Wednesday, October 8, 2014

Liquid Apartment Lending Market Sees Conduits Rising

Commercial mortgage-backed securities lenders are gaining market share in the apartment market as Fannie Mae, Freddie Mac and the life insurance companies have been less active  than during the same time last year.  "The agencies have become more active after starting the year slowly," said Faron Thompson, international director in JLL's capital markets group. "Borrowers have more choices than they've had since 2007. There are a number of different programs and a complete smorgasbord of opportunities."

There were about $706 million of new apartment loans in the first half of 2014 - about 2% less than during the same period in 2013. But Fannie Mae, Freddie Mac and the life insurance companies have seen their volumes drop about 13% year-over-year, according to a new report from JLL, citing data from the Mortgage Bankers Association.
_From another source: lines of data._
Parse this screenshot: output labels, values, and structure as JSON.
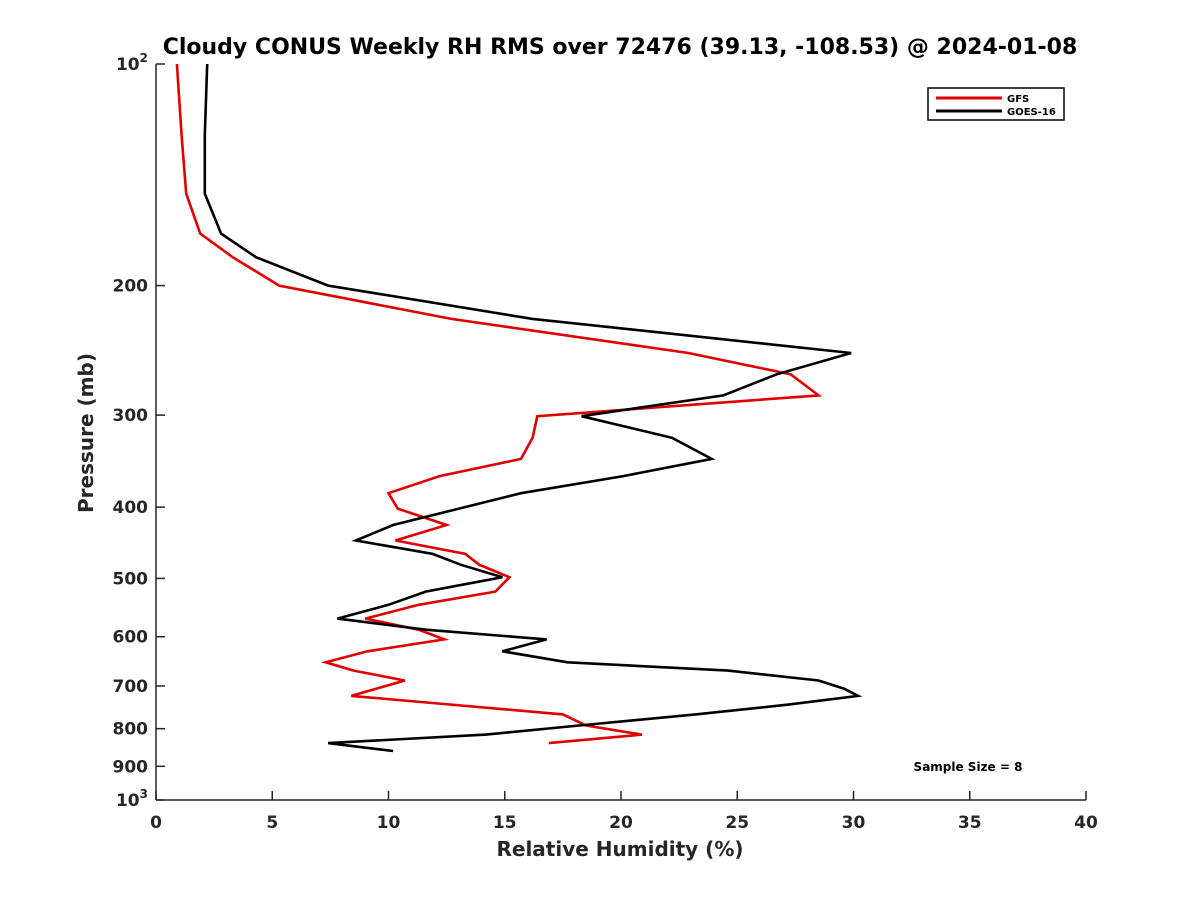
{
  "chart_data": {
    "type": "line",
    "title": "Cloudy CONUS Weekly RH RMS over 72476 (39.13, -108.53) @ 2024-01-08",
    "xlabel": "Relative Humidity (%)",
    "ylabel": "Pressure (mb)",
    "xlim": [
      0,
      40
    ],
    "ylim": [
      100,
      1000
    ],
    "y_scale": "log",
    "y_reversed": true,
    "x_ticks": [
      "0",
      "5",
      "10",
      "15",
      "20",
      "25",
      "30",
      "35",
      "40"
    ],
    "y_ticks": [
      {
        "value": 100,
        "base": "10",
        "exp": "2"
      },
      {
        "value": 200,
        "label": "200"
      },
      {
        "value": 300,
        "label": "300"
      },
      {
        "value": 400,
        "label": "400"
      },
      {
        "value": 500,
        "label": "500"
      },
      {
        "value": 600,
        "label": "600"
      },
      {
        "value": 700,
        "label": "700"
      },
      {
        "value": 800,
        "label": "800"
      },
      {
        "value": 900,
        "label": "900"
      },
      {
        "value": 1000,
        "base": "10",
        "exp": "3"
      }
    ],
    "grid": false,
    "legend_position": "top-right",
    "series": [
      {
        "name": "GFS",
        "color": "#e00000",
        "points": [
          [
            0.9,
            100
          ],
          [
            1.1,
            125
          ],
          [
            1.3,
            150
          ],
          [
            1.9,
            170
          ],
          [
            3.3,
            183
          ],
          [
            5.3,
            200
          ],
          [
            12.7,
            222
          ],
          [
            22.9,
            247
          ],
          [
            27.3,
            264
          ],
          [
            28.5,
            282
          ],
          [
            16.4,
            301
          ],
          [
            16.2,
            322
          ],
          [
            15.7,
            344
          ],
          [
            12.2,
            363
          ],
          [
            10.0,
            383
          ],
          [
            10.4,
            402
          ],
          [
            12.5,
            423
          ],
          [
            10.3,
            444
          ],
          [
            13.3,
            463
          ],
          [
            13.9,
            479
          ],
          [
            15.2,
            498
          ],
          [
            14.6,
            521
          ],
          [
            11.3,
            543
          ],
          [
            9.0,
            567
          ],
          [
            11.3,
            587
          ],
          [
            12.4,
            605
          ],
          [
            9.1,
            628
          ],
          [
            7.3,
            650
          ],
          [
            8.5,
            667
          ],
          [
            10.7,
            688
          ],
          [
            8.4,
            722
          ],
          [
            17.5,
            765
          ],
          [
            18.5,
            792
          ],
          [
            20.9,
            815
          ],
          [
            16.9,
            837
          ]
        ]
      },
      {
        "name": "GOES-16",
        "color": "#000000",
        "points": [
          [
            2.2,
            100
          ],
          [
            2.1,
            125
          ],
          [
            2.1,
            150
          ],
          [
            2.8,
            170
          ],
          [
            4.3,
            183
          ],
          [
            7.4,
            200
          ],
          [
            16.2,
            222
          ],
          [
            29.9,
            247
          ],
          [
            26.7,
            264
          ],
          [
            24.4,
            282
          ],
          [
            18.3,
            301
          ],
          [
            22.2,
            322
          ],
          [
            23.9,
            344
          ],
          [
            20.1,
            363
          ],
          [
            15.7,
            383
          ],
          [
            10.2,
            423
          ],
          [
            8.6,
            444
          ],
          [
            11.9,
            463
          ],
          [
            13.1,
            479
          ],
          [
            14.9,
            498
          ],
          [
            11.6,
            521
          ],
          [
            10.0,
            543
          ],
          [
            7.8,
            567
          ],
          [
            11.6,
            587
          ],
          [
            16.8,
            605
          ],
          [
            14.9,
            628
          ],
          [
            17.7,
            650
          ],
          [
            24.6,
            667
          ],
          [
            28.5,
            688
          ],
          [
            29.6,
            706
          ],
          [
            30.2,
            722
          ],
          [
            27.2,
            742
          ],
          [
            23.2,
            765
          ],
          [
            18.2,
            792
          ],
          [
            14.2,
            815
          ],
          [
            7.4,
            837
          ],
          [
            10.2,
            858
          ]
        ]
      }
    ],
    "legend": [
      "GFS",
      "GOES-16"
    ],
    "annotation": "Sample Size = 8"
  }
}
CMBS Lending volumes are about 19% higher.

Although Fannie Mae and Freddie Mac had a slow start to the year, this changed after Mel Watt to the reins of the Federal Housing Financing Agency in February. Watt succeeded Ed DeMarco, whose tenure was marketed by curtailing lending efforts with the aim of making Fannie Mae and Freddie Mac smaller and smarter. "[Watt] wanted Fannie Mae and Freddie Mac to make smart loans and well underwritten loans. He was not trying to put them in a volume box or keep them from responding to the market's needs," Thompson added.

Market participants have observed that in recent months, the GSEs have worked hard to be more competititve with the conduits. Dan Lisser, principal and senior managing director at Johnson Capital, observed that the GSEs became more aggressive when restrictions under DeMarco, such as reducing portfolios by 10% annually, were lifted. "For borrowers, [the liquidity] will continue to keep cap rates low as they can get attractive financing," Lisser said. "It will be very good for sellers as well, as they will see great pricing."
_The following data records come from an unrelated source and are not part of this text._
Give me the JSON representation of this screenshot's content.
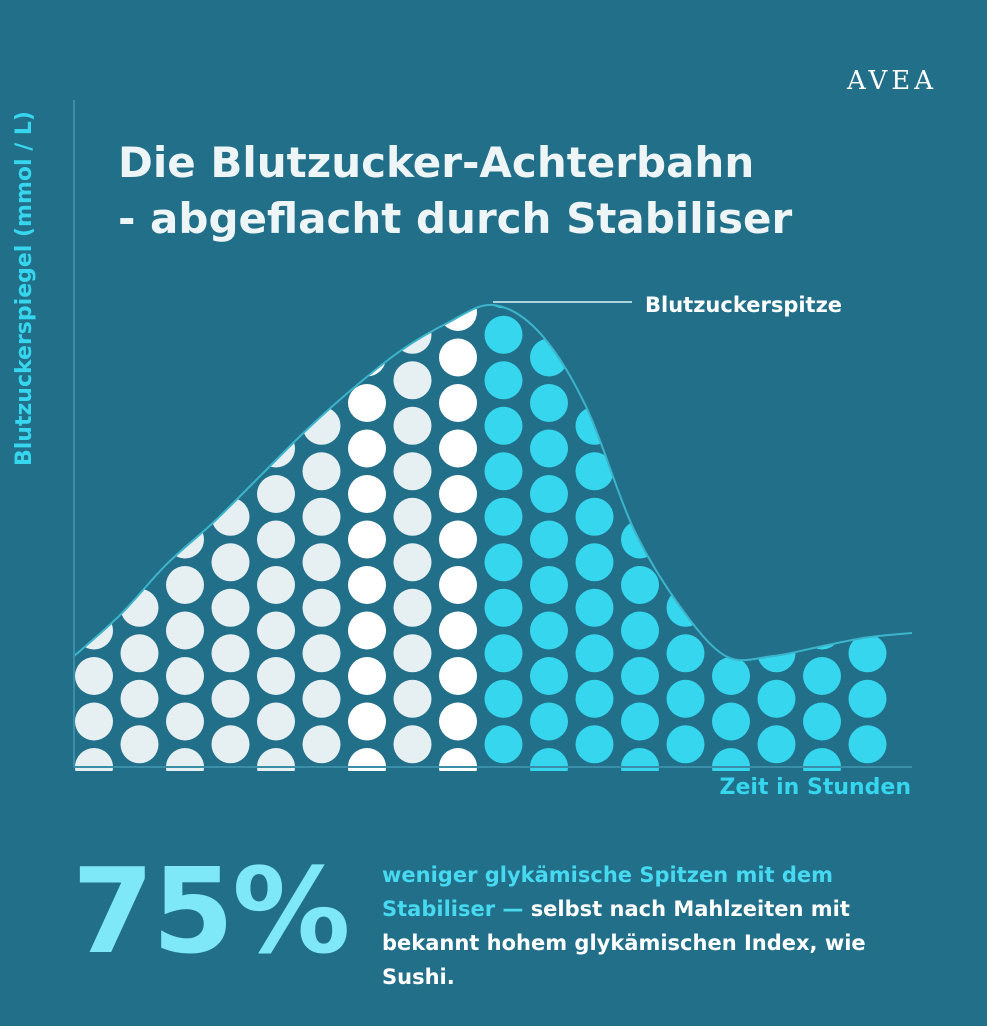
{
  "brand": "AVEA",
  "title_line1": "Die Blutzucker-Achterbahn",
  "title_line2": "- abgeflacht durch Stabiliser",
  "stat": {
    "value": "75%",
    "highlight": "weniger glykämische Spitzen mit dem Stabiliser —",
    "text": "selbst nach Mahlzeiten mit bekannt hohem glykämischen Index, wie Sushi."
  },
  "colors": {
    "background": "#226f89",
    "dot_before": "#e6eff2",
    "dot_peak": "#ffffff",
    "dot_after": "#36d6ee",
    "accent": "#36d6ee"
  },
  "chart_data": {
    "type": "area",
    "xlabel": "Zeit in Stunden",
    "ylabel": "Blutzuckerspiegel (mmol / L)",
    "annotation": "Blutzuckerspitze",
    "grid": false,
    "legend": "none",
    "ylim": [
      0,
      100
    ],
    "x": [
      0,
      1,
      2,
      3,
      4,
      5,
      6,
      7,
      8,
      9,
      10,
      11,
      12,
      13,
      14,
      15,
      16,
      17,
      18
    ],
    "y": [
      24,
      33,
      44,
      53,
      63,
      73,
      82,
      90,
      96,
      100,
      94,
      78,
      52,
      35,
      24,
      24,
      26,
      28,
      29
    ],
    "peak_index": 9
  }
}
Peter Donovan, a senior managing director at CBRE, told REFI he is not surprised to see the increase in competition from the agencies. "I think they're doing it in a disciplined way," he said. "I dont like the word 'aggressive,' because I don't see it as a bad thing. This is not 2006 or 2007, where underwriting has seemed to go a little too far. It's always been fairly compeititive, but in a healthy way."

Thompson noted that earlier this year, CMBS pricing was almost in line with the GSEs. "But right now, agency pricing is anywhere from 15 to 35 basis points tighter. The gap has widened again," he added, noting that gSEs offer a product that is more customized that the so-called "cookie cutter" CMBS loans.

Ray Potter, founder of New York-based advisory company R3 Funding, illustrated. In March, the firm was working to arrange a loan on a portfolio of Class B apartments in Gates, NY, that was shopped to CMBS and GSE lenders. At that time, the CMBS lender was the aggressive. But three months later, the same borrower was looking for a loan on six similar properties in the same area. This time, a Freddie Mac lender offered termes that were much more aggressive, including a four-year interest-only period and a spread that was 20 bps tighter. "It was a pretty easy decision to go with the Freddie Mac lender - there was more IO, more proceeds and a tighter spread," he added.

There continues to be a divergence between the type of borrowers that CMBS lenders and GSEs are looking for. CMBS lenders tend to offer higher pricing and pursue smaller borrowers, Donovan noted. Both groups of lenders, however, are similar in terms of client base and execution. That means increased competition from Fannie Mae and Freddie Mac may affect borrowers in small ways, such as providng another year of interest-only or a particular structure that is more effective, he added.

On the syndicated lending side, the GSEs are about 20 basis points cheaper than the bank market right now. "But if you compare teh syndicated loan product to Fannie Mae and Freddie Mac, it's very different. The execution is more like a CMBS loan, whereas we are floating-rate, three- to five-year lender," Galligan said.